CELT, the Centre for Environmental Living and Training is running three events as part of Biodiversity Week, which is focused on recording and identifying mosses, lichens and liverworts.
On Wednesday they will hold a Raheen Oakwood event with students from the ALFA project, Active Learning for Adolescents, which is based in Tuamgraney. The surveying is being held to raise awareness of this microscopic world, which is part of our biodiversity.
“Native woodlands are the richest land based habitat for biodiversity, Irelands authentic landscape is Western Atlantic temperate rainforest dominated by Oakwood, this habitat is rich in bryophytes and epiphytes (mosses, lichens, ferns, liverworts) due to the high moisture content and unique adaptability of the Oak woods through time,” Andrew St Ledger, native woodland specialist and CELT biodiversity co-ordinator outlined.
The event involves recording mosses, lichens and liverworts in Irish oak woods, with separate identification sessions using a microscope as well as manuals the results will be compiled and then shared between the three groups for comparison. The results will also be sent to the national biodiversity records centre in Waterford.

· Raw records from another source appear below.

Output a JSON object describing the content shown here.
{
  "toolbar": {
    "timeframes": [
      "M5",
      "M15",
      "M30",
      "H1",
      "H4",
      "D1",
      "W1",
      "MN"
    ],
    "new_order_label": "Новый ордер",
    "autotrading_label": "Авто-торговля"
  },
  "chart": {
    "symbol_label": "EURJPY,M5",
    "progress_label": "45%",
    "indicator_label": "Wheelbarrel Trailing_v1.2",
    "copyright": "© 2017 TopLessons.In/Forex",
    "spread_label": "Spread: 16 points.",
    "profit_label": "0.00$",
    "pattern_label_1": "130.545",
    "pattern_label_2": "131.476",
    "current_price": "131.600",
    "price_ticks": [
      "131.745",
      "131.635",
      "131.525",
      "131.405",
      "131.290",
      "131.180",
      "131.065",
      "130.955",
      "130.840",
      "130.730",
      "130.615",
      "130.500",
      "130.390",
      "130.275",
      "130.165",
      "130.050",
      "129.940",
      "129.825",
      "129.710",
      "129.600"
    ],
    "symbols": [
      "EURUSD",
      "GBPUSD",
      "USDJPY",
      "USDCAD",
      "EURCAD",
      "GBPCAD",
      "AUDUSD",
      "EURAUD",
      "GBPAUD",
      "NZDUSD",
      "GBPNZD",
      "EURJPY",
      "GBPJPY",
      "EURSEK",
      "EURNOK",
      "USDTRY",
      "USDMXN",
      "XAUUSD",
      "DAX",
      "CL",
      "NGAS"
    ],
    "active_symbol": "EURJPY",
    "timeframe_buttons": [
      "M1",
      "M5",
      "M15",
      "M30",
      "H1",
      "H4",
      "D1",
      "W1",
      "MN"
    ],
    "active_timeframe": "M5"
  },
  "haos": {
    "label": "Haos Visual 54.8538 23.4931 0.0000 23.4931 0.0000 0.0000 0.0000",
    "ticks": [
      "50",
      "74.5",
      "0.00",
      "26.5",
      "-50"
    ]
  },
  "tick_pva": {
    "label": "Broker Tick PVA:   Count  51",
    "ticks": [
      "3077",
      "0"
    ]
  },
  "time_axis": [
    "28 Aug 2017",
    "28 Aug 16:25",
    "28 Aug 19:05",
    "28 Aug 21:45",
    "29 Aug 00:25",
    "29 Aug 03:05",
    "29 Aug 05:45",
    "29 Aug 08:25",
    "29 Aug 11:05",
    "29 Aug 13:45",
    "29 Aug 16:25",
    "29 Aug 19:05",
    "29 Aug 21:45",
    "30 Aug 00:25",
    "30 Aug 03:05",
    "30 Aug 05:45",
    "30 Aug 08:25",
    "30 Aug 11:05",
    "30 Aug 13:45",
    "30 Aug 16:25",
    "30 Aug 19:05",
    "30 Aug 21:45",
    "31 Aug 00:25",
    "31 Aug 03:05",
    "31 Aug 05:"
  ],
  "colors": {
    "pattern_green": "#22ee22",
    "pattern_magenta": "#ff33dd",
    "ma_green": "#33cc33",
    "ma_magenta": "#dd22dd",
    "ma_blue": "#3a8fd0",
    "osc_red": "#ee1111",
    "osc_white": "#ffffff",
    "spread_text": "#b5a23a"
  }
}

“Ireland’s oak woods are particularly rich in these species of epiphytes and bryophytes, and the theme of Biodiversity week this year is concerned with niche habitats for native species. The results will indicate how clean the air is in particular and we will compare these with two other important native oak wood sites for comparison, one in Sligo, Slish oakwood on the edge of Lough Gill, another largest freshwater lake, and one in Mayo, Old Head on the edge of the Atlantic ocean. Lichens are very unusual in that they do not fit into either plant or animal classification, as they are a marriage of a fungus (land based organism) and an algae (water based organism),” Mr St Ledger added.
Bob Wilson of Celt, biodiversity specialist, will accompany Mr St Ledger for the Clare event. The other native oak wood events taking place include an event at Old Head with students from The Holy Trinity Westport national school on Thursday, June 5, and Slish oak wood with a Sligo based youth group who aim to assist with the promotion of positive mental health through outdoor activities, connecting people and nature on June 7.